When to insert a footnote:

  • When you paraphrase an idea.
  • When you reference someone else’s scholarly argument.
  • When you quote directly from a source.
  • When you want to suggest further reading and additional references to your reader. For this you would preface your note with “See”.
  • When you have something additional to say that doesn’t relate directly to your argument; namely, a side point that might be relevant to some readers but isn’t essential to your topic.
  • When you want to provide the longer context of a quote. This could be giving the original language, the full sentence if you have excerpted a small piece, or even the full document if it is appropriate.

How to do a footnote that cites a specific scholarly source:

  • Book: First and Last Name of Author/s, Book Title in Italics: Including Long Winded Subtitle, First and Last Name of translator followed by , trans. if it’s a translation (City of Publication: Name of Publishing Company, Date of Publication), pages.

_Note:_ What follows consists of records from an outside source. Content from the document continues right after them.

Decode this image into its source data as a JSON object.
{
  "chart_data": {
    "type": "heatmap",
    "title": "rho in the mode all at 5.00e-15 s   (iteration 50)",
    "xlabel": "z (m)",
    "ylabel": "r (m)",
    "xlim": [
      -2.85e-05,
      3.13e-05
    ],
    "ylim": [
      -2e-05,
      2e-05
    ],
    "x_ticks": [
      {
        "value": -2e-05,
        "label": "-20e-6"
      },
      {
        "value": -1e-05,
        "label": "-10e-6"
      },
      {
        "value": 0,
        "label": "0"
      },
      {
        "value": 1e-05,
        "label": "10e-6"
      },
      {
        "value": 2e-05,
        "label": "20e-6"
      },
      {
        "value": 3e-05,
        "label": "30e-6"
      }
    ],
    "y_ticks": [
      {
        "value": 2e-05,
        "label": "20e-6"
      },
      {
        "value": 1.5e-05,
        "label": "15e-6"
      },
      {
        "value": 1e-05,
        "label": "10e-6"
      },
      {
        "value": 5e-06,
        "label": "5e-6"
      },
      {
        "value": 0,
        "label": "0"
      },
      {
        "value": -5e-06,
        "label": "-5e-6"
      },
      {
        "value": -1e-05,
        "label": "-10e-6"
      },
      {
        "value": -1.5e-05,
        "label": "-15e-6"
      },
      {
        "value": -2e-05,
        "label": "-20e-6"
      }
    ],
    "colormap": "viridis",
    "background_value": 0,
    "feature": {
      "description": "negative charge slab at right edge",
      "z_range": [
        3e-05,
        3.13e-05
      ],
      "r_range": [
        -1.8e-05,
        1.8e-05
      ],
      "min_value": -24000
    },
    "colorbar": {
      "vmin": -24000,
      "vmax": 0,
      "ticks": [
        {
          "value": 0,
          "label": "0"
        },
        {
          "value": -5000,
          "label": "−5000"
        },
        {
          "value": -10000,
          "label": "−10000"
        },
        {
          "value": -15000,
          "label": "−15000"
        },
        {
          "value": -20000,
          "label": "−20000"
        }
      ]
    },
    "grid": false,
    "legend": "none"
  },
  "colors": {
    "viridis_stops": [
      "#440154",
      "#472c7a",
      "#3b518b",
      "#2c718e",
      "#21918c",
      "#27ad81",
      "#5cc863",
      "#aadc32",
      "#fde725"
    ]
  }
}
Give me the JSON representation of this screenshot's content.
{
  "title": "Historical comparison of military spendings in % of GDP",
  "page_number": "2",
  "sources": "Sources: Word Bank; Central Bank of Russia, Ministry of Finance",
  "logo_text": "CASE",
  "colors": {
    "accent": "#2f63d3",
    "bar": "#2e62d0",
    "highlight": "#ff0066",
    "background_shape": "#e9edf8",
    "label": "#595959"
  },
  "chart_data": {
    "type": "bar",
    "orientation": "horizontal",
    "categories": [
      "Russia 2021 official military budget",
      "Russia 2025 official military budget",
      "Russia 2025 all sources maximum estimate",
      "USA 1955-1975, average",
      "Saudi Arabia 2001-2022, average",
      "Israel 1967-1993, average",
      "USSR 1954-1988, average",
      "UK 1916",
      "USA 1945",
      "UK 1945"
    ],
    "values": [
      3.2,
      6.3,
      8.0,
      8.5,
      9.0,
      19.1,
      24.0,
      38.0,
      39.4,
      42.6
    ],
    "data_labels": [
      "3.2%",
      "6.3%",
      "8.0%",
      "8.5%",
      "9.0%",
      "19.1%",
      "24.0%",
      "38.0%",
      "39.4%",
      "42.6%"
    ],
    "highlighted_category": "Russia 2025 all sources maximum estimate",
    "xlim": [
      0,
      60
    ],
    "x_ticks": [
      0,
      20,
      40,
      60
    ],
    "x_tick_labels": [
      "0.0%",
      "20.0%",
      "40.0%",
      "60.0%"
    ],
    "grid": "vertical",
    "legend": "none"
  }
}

e.g. Jean-Claude Schmitt, The Holy Greyhound: Guinefort, Healer of Children since the Thirteenth Century, Martin Thom, trans. (Cambridge: Cambridge University Press, 1983), 5–35.

  • Article in a Journal: First and Last Name of Author/s, “Article Title in Quotation Marks: Including Long Winded Subtitle,” Journal Title in Italics, volume: issue (Year of Publication), pages.

e.g. Giles Constable, “Medieval Latin Metaphors,” Viator 38:2 (2007), 1–20.

  • Article in an Edited Book: First and Last Name of Author/s, Book Title in Italics: Including Long Winded Subtitle, First and Last Name of translator followed by , trans. if it’s a translation (City of Publication: Name of Publishing Company, Date of Publication), pages.

e.g. Sebastián Salvadó, “Templar Liturgy and Devotion in the Crown of Aragon,” On the Margins of Crusading: The Military Orders, the Papacy and the Christian World, Helen Nicholson, ed. (Surrey: Ashgate, 2011), 31–44.

If you want to cite multiple things:

  • You just include all the references in the same footnote, separating each reference with a semi-colon and then end the whole long thing with a period.

e.g. See Stephen White, Custom, Kinship, and Gifts to Saints: The laudatio parentum in Western France, 1050–1150(Chapel Hill: UNC Press, 1988); Barbara Rosenwein, To Be the Neighbor of Saint Peter: The Social Meaning of Cluny’s Property, 909–1049 (Ithaca: Cornell Univ. Press, 1989); Constance B. Bouchard, Holy Entrepreneurs: Cistercians, Knights, and Economic Exchange in Twelfth-Century Burgundy (Ithaca: Cornell, Univ. Press, 1991); Sharon Farmer, Communities of Saint Martin: Legend and Ritual in Medieval Tours (Ithaca: Cornell Univ. Press, 1991).

Notes on quotes:

  • In general, you should quote primary sources directly. Secondary sources should not be quoted directly but instead synthesized into your own words. Both should still be cited, though.
  • Quote directly from a secondary source only when your writing is critiquing the particular language, i.e. argument, of the author.
  • Paraphrasing another author’s points does not require quotation marks but does require citation.
  • You may summarize points from primary source documents without quotation marks but they should still be cited.
  • There is almost no reason to ever quote from secondary sources such as a survey, textbook, encyclopedia, dictionary, etc. These sources summarize the secondary sources and do not present a scholarly argument.
  • When a quote is more than three lines, make it into a block quote. Block quotes do not have quotation marks, they are indented on both left and right, and they are single-spaced, even if the paper is double-spaced.